The current global landscape is quite different from two decades ago. Globalization has deepened, and the world is moving toward new forms of governance. The U.S. continues to be the world’s major power. At the same time, the European Union’s influence is steadily increasing, and a handful of developing countries are consolidating into political and economic powers with a truly global reach. This means that the multilateral institutions designed more than six decades ago—essentially the UN and the international financial institutions—are increasingly inadequate for the management of today’s global challenges.

If those institutions are not democratized and redesigned to reflect today’s diverse and complex political environment, they will not be able to provide the kind of governance we need in the twenty-first century.

Today’s reality calls for a reformulation of the way in which we find solutions. We are optimistic. The recent past shows that the U.S.-Latin America relationship can move forward along a path of mutual understanding and common effort. In the early 1990s, the U.S. and the region embarked on a fruitful process of rapprochement, through which we managed to transform a traditionally distant—and at times hegemonic—relationship into a cooperative one.

Certainly there have been limitations, but we have also reached unprecedented levels of hemispheric cooperation. This suggests what can be achieved in the future.

We must work quickly and we must work together. The longer we wait, the more costly the solutions. I am convinced that Latin America and the U.S. can be partners in this endeavor.
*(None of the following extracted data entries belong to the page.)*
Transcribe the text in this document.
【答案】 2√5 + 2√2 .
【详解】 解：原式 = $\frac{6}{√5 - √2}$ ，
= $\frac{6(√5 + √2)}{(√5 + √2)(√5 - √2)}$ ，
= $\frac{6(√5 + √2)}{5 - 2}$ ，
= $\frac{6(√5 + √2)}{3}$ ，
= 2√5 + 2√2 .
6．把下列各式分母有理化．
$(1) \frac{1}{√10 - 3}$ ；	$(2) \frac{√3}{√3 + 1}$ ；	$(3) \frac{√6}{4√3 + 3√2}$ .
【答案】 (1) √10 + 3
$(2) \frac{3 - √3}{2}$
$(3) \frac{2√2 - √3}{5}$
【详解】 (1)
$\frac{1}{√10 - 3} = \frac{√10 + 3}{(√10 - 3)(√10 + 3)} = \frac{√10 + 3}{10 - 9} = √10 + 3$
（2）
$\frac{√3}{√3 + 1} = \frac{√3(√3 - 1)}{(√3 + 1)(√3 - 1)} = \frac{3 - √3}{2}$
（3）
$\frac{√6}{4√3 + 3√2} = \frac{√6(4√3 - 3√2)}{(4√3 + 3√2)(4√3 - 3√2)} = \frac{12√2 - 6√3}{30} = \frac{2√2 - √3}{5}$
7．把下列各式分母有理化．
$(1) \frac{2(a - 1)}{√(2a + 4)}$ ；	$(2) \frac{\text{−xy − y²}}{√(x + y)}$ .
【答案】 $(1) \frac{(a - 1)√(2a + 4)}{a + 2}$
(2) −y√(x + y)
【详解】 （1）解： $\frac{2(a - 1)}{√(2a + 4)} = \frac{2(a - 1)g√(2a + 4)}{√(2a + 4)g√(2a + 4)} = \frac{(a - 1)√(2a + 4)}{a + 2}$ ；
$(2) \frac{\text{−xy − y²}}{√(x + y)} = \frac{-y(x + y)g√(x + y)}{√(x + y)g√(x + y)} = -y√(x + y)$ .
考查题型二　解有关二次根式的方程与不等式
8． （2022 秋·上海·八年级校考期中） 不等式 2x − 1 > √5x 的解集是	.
There are many challenges. One is climate change. If we are unable to stop global warming, the effects will be irreversible for humanity and, indeed, for life on Earth. Just as important is concerted action in areas such as the international economy. Global trade talks have stagnated recently, and we need to move them on. And both current financial instability and international inflation tell us that we need to take a fresh look at the current system of international financial institutions. The same vision is applicable in other issues that cross boundaries and involve multilateral talks, such as migration security issues, terrorism, and organized crime—among others.
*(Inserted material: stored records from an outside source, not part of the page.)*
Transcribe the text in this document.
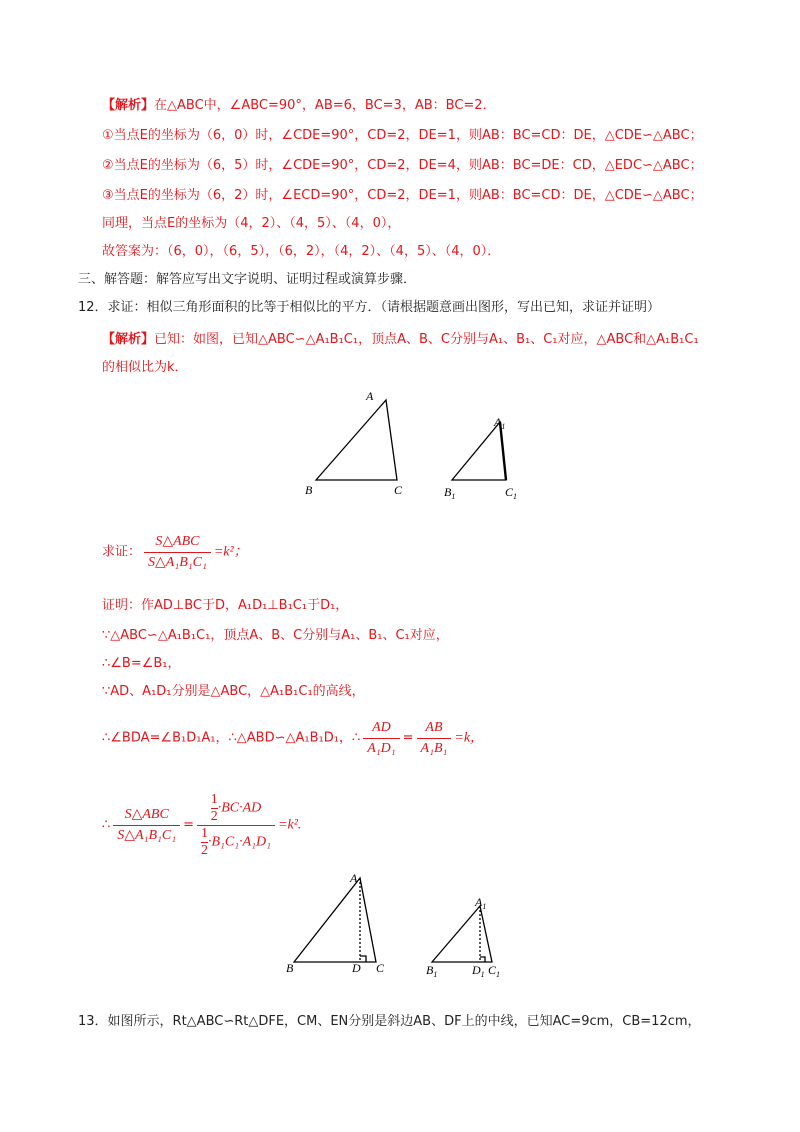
【解析】在△ABC中，∠ABC=90°，AB=6，BC=3，AB：BC=2．
①当点E的坐标为（6，0）时，∠CDE=90°，CD=2，DE=1，则AB：BC=CD：DE，△CDE∽△ABC；
②当点E的坐标为（6，5）时，∠CDE=90°，CD=2，DE=4，则AB：BC=DE：CD，△EDC∽△ABC；
③当点E的坐标为（6，2）时，∠ECD=90°，CD=2，DE=1，则AB：BC=CD：DE，△CDE∽△ABC；
同理，当点E的坐标为（4，2）、（4，5）、（4，0），
故答案为：（6，0），（6，5），（6，2），（4，2）、（4，5）、（4，0）．
三、解答题：解答应写出文字说明、证明过程或演算步骤．
12．求证：相似三角形面积的比等于相似比的平方．（请根据题意画出图形，写出已知，求证并证明）
【解析】已知：如图，已知△ABC∽△A₁B₁C₁，顶点A、B、C分别与A₁、B₁、C₁对应，△ABC和△A₁B₁C₁
的相似比为k．
A
B	C
$A_1$
$B_1$	$C_1$
求证： $\frac{\text{S△ABC}}{\text{S△A₁B₁C₁}} =k^2$；
证明：作AD⊥BC于D，A₁D₁⊥B₁C₁于D₁，
∵△ABC∽△A₁B₁C₁，顶点A、B、C分别与A₁、B₁、C₁对应，
∴∠B=∠B₁，
∵AD、A₁D₁分别是△ABC，△A₁B₁C₁的高线，
∴∠BDA=∠B₁D₁A₁，∴△ABD∽△A₁B₁D₁，∴ $\frac{AD}{\text{A₁D₁}} = \frac{AB}{\text{A₁B₁}} =k$，
∴ $\frac{\text{S△ABC}}{\text{S△A₁B₁C₁}} = \frac{\frac{1}{2} \cdot BC\cdot AD}{\frac{1}{2} \cdot B_1C_1\cdot A_1D_1} =k^2$.
A
B	D C
$A_1$
$B_1$	$D_1$ $C_1$
13．如图所示，Rt△ABC∽Rt△DFE，CM、EN分别是斜边AB、DF上的中线，已知AC=9cm，CB=12cm，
Latin America is ready to be a partner in addressing these challenges. The region has made great strides on the political, economic and social fronts. The successful democratization process of the 1980s and 1990s was responsible for the fact that our countries today enjoy unprecedented levels of freedom, and we are continuing to enlarge the democratic movement. Only a few years ago, it would have been unimaginable that a metalworker would govern Brazil, that Bolivia would have an indigenous president and that both Chile and Argentina would elect women presidents.

We have also made progress on the economic front. The region has enjoyed seven years of economic growth, despite a complicated international environment.

There is more to be done, of course. We must increase competitiveness, promote innovation and ensure that all members of our societies participate in the development process. We must make our societies more inclusive and socially cohesive. This is an outstanding debt that the policies of the so-called Washington Consensus were unable to address. There is, however, good reason to be optimistic. Just consider what has been accomplished in the last few years in Chile, Mexico, Brazil, and other countries where economic growth has been accompanied by a systematic and unprecedented reduction in poverty. The list of challenges is long. Yet our optimism stems from the fundamental fact that the world demands greater cooperation, and we are at a point where we can make that happen, while simultaneously breathing new life into our relationships with the United States.

The U.S. can make an enormous contribution in this new stage of global development by helping to deepen hemispheric cooperation and political dialogue. If successful, this will lead to a better future for our peoples.
Michelle Bachelet is the current president of Chile.